The description below uses fragments from the [Postgres
documentation](https://www.postgresql.org/docs/15/functions-matching.html#FUNCTIONS-POSIX-REGEXP),
where credit is given to Henry Spencer.
Currently, our compiler does *not* support `SIMILAR TO` regular
expressions.
A regular expression is a character sequence that is an abbreviated
definition of a set of strings (a regular set). A string is said to
match a regular expression if it is a member of the regular set
described by the regular expression. As with `LIKE`, pattern
characters match string characters exactly unless they are special
characters in the regular expression language — but regular
expressions use different special characters than `LIKE` does.

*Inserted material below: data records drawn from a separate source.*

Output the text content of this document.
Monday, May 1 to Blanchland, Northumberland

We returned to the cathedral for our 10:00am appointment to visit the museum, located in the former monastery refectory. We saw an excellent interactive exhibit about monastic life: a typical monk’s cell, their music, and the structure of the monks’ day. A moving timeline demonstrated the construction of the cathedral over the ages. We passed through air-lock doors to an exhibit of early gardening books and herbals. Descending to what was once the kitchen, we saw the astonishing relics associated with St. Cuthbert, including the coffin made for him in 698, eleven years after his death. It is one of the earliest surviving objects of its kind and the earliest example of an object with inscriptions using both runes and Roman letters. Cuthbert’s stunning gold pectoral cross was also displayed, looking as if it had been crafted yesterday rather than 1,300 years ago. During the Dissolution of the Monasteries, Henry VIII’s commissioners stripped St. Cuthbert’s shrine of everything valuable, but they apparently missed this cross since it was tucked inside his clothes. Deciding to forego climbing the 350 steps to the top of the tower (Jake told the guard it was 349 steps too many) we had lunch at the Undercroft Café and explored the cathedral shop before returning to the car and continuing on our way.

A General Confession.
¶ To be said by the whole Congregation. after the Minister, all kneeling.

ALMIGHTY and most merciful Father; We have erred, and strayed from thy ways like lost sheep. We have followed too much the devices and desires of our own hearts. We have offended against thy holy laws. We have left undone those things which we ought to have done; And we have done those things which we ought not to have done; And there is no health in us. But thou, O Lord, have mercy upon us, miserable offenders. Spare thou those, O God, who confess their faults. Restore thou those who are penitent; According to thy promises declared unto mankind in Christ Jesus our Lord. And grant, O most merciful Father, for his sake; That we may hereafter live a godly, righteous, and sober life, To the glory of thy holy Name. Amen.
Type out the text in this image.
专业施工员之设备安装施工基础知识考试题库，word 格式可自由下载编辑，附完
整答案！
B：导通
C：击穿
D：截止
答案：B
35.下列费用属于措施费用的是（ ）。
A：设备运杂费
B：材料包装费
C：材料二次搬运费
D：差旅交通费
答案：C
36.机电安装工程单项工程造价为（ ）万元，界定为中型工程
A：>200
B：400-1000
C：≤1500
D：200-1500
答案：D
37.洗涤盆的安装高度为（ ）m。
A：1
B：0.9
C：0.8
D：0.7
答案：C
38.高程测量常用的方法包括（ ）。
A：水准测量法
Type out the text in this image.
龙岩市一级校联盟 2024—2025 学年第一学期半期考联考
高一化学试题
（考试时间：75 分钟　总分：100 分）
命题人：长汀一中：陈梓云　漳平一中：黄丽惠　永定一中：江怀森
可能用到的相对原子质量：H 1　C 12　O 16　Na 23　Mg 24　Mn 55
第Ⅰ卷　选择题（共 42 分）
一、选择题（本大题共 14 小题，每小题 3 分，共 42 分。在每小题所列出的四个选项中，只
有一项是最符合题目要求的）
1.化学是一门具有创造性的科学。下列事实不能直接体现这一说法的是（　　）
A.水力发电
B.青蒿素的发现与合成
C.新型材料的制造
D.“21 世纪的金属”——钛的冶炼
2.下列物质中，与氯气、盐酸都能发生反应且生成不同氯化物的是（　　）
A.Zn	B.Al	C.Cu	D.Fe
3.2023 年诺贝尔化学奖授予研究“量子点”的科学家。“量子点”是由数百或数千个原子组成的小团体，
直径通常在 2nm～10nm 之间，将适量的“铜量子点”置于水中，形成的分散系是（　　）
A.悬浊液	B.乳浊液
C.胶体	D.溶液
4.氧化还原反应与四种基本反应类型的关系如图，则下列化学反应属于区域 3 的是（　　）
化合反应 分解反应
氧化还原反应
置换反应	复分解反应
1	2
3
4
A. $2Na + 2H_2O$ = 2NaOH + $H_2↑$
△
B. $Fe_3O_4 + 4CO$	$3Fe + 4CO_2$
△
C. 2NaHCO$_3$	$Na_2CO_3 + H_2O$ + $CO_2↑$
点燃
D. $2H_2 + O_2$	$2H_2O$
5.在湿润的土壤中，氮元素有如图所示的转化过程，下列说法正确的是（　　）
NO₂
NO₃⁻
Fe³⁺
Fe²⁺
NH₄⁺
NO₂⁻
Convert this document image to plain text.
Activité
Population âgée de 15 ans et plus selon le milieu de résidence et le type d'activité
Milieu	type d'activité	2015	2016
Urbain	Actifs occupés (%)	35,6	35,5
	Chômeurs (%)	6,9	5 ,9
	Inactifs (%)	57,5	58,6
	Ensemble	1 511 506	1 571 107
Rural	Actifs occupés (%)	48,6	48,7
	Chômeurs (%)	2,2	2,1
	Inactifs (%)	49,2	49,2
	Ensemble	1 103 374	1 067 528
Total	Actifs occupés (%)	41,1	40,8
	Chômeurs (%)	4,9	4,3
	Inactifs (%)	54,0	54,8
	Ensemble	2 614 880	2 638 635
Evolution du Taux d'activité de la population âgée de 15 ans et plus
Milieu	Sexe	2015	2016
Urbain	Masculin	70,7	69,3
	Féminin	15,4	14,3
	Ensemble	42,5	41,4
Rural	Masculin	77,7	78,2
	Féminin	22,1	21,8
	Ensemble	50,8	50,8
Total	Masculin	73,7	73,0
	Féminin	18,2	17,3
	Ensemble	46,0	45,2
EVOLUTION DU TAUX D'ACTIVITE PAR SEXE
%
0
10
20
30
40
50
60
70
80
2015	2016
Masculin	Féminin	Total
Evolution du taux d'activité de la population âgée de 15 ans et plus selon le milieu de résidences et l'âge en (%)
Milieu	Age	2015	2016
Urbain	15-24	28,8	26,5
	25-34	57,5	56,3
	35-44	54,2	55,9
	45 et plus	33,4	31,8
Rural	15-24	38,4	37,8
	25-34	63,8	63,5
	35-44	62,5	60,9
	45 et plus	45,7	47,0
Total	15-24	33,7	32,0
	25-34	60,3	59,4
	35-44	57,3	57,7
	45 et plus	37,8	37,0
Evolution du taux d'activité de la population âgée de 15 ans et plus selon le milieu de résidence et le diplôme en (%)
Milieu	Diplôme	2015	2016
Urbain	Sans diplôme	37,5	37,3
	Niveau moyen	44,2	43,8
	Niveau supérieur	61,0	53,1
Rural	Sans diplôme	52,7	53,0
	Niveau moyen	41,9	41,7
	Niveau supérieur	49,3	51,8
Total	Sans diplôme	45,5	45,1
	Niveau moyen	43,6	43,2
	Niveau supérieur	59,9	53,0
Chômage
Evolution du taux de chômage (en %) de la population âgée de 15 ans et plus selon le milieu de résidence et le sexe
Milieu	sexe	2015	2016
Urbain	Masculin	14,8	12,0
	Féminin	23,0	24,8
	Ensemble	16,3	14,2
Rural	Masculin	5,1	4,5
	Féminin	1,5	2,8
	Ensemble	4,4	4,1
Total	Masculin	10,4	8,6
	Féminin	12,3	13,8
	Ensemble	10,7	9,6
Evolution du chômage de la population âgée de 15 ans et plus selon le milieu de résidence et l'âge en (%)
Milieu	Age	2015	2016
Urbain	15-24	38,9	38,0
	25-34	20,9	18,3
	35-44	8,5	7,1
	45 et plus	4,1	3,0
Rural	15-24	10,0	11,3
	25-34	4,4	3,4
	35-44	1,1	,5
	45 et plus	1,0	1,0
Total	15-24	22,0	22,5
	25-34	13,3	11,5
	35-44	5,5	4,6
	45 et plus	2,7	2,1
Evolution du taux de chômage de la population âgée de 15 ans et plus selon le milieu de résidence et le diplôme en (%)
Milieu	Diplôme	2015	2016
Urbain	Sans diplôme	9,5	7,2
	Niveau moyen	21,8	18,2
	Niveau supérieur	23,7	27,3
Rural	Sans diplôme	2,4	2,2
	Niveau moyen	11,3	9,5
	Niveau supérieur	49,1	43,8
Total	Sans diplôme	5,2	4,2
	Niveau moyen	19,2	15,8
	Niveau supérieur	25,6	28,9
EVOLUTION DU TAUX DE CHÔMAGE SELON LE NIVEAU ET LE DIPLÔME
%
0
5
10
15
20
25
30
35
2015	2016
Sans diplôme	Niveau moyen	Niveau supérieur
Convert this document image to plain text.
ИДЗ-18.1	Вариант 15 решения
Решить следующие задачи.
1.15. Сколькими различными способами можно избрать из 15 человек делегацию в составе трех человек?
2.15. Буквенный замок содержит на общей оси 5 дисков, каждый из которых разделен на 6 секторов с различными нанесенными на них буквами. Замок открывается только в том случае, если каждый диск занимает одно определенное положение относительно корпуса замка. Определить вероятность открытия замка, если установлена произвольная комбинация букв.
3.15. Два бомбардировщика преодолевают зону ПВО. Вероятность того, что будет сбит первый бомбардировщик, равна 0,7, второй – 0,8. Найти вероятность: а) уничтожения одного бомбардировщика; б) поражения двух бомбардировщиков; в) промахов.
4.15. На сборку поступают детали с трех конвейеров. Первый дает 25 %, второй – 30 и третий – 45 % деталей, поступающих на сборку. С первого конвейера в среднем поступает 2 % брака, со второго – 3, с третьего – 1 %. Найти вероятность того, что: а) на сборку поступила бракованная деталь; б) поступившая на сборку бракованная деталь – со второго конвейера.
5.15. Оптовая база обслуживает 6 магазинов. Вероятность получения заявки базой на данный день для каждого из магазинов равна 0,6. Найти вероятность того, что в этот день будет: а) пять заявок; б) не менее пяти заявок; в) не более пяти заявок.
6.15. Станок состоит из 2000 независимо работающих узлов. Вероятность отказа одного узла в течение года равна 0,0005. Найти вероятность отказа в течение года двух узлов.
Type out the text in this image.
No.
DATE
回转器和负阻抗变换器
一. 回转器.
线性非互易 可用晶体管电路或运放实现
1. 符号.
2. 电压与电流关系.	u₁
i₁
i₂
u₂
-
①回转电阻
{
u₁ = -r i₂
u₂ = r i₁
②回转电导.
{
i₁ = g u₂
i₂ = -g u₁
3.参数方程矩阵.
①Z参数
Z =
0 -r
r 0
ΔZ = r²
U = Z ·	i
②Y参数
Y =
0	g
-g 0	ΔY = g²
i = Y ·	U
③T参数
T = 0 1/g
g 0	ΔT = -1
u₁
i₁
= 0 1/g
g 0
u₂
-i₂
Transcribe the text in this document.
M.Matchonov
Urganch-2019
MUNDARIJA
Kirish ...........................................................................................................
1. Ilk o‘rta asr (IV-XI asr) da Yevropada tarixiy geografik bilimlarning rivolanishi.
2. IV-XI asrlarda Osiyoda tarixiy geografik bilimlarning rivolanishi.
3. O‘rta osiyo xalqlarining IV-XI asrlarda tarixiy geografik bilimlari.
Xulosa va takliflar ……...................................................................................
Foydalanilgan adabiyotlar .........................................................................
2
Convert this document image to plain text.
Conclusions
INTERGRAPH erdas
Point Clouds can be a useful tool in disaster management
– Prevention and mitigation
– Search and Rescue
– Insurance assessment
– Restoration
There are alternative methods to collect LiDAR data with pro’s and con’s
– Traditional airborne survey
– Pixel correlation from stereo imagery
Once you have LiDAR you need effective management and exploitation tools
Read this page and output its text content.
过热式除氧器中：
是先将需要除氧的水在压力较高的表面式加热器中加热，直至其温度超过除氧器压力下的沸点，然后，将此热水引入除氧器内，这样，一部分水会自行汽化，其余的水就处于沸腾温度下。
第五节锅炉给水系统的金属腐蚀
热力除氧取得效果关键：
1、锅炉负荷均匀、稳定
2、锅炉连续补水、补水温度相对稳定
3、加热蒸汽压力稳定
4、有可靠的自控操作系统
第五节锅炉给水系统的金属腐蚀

Unlike
`LIKE` patterns, a regular expression is allowed to match anywhere
within a string, unless the regular expression is explicitly anchored
to the beginning or end of the string.
A *regular expression* is defined as one or more *branches*, separated
by `|`. It matches anything that matches one of the branches.
A *branch* is zero or more *quantified atoms* or *constraints*,
concatenated. It matches a match for the first, followed by a match
for the second, etc.; an empty branch matches the empty string.
A *quantified atom* is an *atom* possibly followed by a single
*quantifier*. Without a quantifier, it matches a match for the
atom. With a quantifier, it can match some number of matches of the
atom. An atom can be any of the possibilities shown in the Table
below.
| Atom | Description |
|---|---|
(re) |
where re is any regular expression: matches a match for re, with the match noted for possible reporting |
(?:re) |
as above, but the match is not noted for reporting (a “non-capturing” set of parentheses) |
. |
matches any single character |
[chars] |
a bracket expression, matching any one of the chars (see below for more details) |
\k |
where k is a non-alphanumeric character): matches that character taken as an ordinary character, e.g.,
\\ matches a backslash character |
\c |
where c is alphanumeric (possibly followed by other characters): is an escape, see below |
{ |
when followed by a character other than a digit, matches the left-brace character {;
when followed by a digit, it is the beginning of a bound (see below) |
| x | where x is a single character with no other significance, matches that character |